I was just reading an article on realtor.org from 2013 that states “real estate-related searches on Google.com have grown 253% over the past four years.” This was a study from the National Association of REALTORS and Google. While these figures might be slanted as the study comes from the States, a trend is a trend and we know this is the same case in the Middle East and North Africa. To read the full article click here.
While online real estate listings are perhaps a newer concept throughout the Middle East and North Africa, we see a lot of mistakes that can easily be prevented. Real estate marketing is more than just getting the listing online. It’s about making people click on that listing and to click on the Contact button.
The top listing mistakes we see are as follows:
Photos. Bad quality or missing altogether.
Trust us on this. A cell phone camera probably isn’t going to take the quality photos you need. This is because most cell phones have resolution and lighting issues. I have yet to see a museum photography exhibit with cell phone photos (there is a reason for this). Cell phone photos are not enticing and are often not clear. Other common mistakes include poor photo selection (5 exterior shots but no interior shots) or no photos at all. Buyers want to see the entire house. This means exterior, interior, all baths, bedrooms, living areas and the kitchen (including appliances). We say this over and over – you are competing with every other online listing. Make your listing(s) stand out with clean, clear, crisp photos that are laid out in a logical order. Start with a great exterior shot and work your way in.
If you have listings without photos, there is a very good chance (like 99%) that people will not click on the listing. Spend a little time and get some good quality photos. If you do not have a good camera or a good eye, hire someone to take photos. It will pay off.
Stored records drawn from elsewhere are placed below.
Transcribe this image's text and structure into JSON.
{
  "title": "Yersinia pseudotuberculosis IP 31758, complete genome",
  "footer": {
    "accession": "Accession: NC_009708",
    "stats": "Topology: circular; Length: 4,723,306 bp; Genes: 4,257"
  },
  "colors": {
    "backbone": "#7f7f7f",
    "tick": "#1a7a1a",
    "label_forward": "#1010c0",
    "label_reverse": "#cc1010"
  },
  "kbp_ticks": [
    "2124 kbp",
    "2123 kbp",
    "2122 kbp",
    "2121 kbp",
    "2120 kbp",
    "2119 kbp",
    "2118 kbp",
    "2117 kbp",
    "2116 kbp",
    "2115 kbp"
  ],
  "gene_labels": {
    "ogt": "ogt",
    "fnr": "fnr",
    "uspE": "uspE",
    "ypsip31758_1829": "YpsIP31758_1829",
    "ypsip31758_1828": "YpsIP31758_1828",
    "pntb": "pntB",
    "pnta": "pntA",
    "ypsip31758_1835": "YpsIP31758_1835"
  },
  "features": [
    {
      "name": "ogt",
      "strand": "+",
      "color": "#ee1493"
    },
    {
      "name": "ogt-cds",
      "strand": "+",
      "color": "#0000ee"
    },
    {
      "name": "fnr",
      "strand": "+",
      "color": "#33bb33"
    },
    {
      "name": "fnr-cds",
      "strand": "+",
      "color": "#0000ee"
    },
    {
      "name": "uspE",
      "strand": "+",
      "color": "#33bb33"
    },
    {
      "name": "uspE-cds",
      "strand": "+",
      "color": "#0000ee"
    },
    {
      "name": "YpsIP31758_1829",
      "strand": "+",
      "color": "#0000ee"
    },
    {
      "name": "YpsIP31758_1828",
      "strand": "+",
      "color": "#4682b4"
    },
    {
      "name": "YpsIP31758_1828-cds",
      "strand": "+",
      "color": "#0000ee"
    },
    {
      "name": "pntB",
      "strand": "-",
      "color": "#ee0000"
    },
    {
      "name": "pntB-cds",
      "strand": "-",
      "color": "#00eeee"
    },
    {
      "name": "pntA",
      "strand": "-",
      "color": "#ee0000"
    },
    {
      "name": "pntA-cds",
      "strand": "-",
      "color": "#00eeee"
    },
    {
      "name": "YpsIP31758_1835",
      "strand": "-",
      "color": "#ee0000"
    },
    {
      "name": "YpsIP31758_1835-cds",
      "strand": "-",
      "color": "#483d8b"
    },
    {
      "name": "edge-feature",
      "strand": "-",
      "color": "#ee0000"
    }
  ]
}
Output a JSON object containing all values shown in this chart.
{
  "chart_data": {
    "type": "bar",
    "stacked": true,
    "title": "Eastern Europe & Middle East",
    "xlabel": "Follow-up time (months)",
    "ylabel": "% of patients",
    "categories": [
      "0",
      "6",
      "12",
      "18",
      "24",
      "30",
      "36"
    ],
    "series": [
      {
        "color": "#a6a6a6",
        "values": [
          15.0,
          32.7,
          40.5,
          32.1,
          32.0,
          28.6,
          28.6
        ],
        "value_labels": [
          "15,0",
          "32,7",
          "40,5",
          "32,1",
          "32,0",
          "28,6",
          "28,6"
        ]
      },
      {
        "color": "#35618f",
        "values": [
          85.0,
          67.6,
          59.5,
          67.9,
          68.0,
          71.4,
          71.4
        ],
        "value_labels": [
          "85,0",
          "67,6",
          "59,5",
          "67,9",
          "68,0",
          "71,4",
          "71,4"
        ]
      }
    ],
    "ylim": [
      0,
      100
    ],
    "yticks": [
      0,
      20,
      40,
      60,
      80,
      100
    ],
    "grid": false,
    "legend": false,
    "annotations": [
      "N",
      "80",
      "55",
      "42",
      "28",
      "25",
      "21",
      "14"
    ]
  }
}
We get a lot of listings with very vague descriptions or sometimes not at all. There is a buyer for every type of property. If a property is in need of renovation put it in the description. Many “do it yourself” enthusiasts love the idea of customizing a property to their specifications. Resist the urge to simply write, “in need of renovation.” Write about the great bones of the building, the flow of the space and the potential to turn this into a showcase property. Resist the urge to oversell a property too. Be honest and positive about the property and write an accurate description. A person might click on a property and not be interested in the property but might be interested in retaining you as an agent or broker.
Okay, this is a tricky one in this part of the world as many descriptions are translated from one language to another. However, good grammar is never a bad idea. If you are using a language that isn’t your mother tongue, consider having a professional translator. While the temptation to use google translate can be very enticing, it can produce less than steller results. Be cautious on this one. At least have someone check the listings to make sure it isn’t utter nonsense.
Forgetting about facebook
People love facebook. At work, at home and on mobile devices. People are on facebook whether they should be or not. Whether you are an agent, broker, developer or for sale by owner, you should have your listing(s) on facebook. It is possible there is a buyer or renter for your property through existing friends and clients. Facebook is a free and easy way to get your property out there.
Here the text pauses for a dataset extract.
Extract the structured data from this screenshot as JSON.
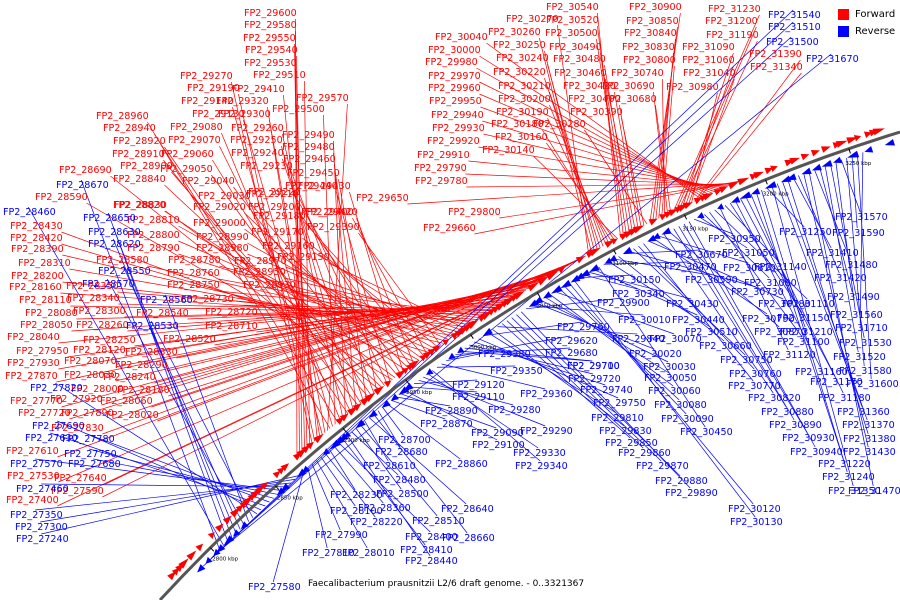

Not Showing Property in a Timely Manner
If you cannot be available to show property, you need to retain the services of someone who can. We have seen listings advising clients to allow up to a month to a view a property. Imagine how many other properties a client can view in a month. In many cases this is an agent who lives abroad at least part of the year. If you are not within an hour’s drive, you need to find someone to help show the properties. You might spend a bit of money but you will have a lot more sales.
Not Responding to an Inquiry in a Timely Manner
We can see inquiries coming in. It is completely normal for one person to inquire on 25-50 properties. Who is more likely to get the client? The person who responds right away or the person who waits a few days? The first agent to get to a client has the ability to show other properties and to market themselves as the local expert. Always be the first to respond to an inquiry. Even an autoreply lets the client know their request has been received. However, do not let the autoreply do the work for you. You should respond in less than three hours every time.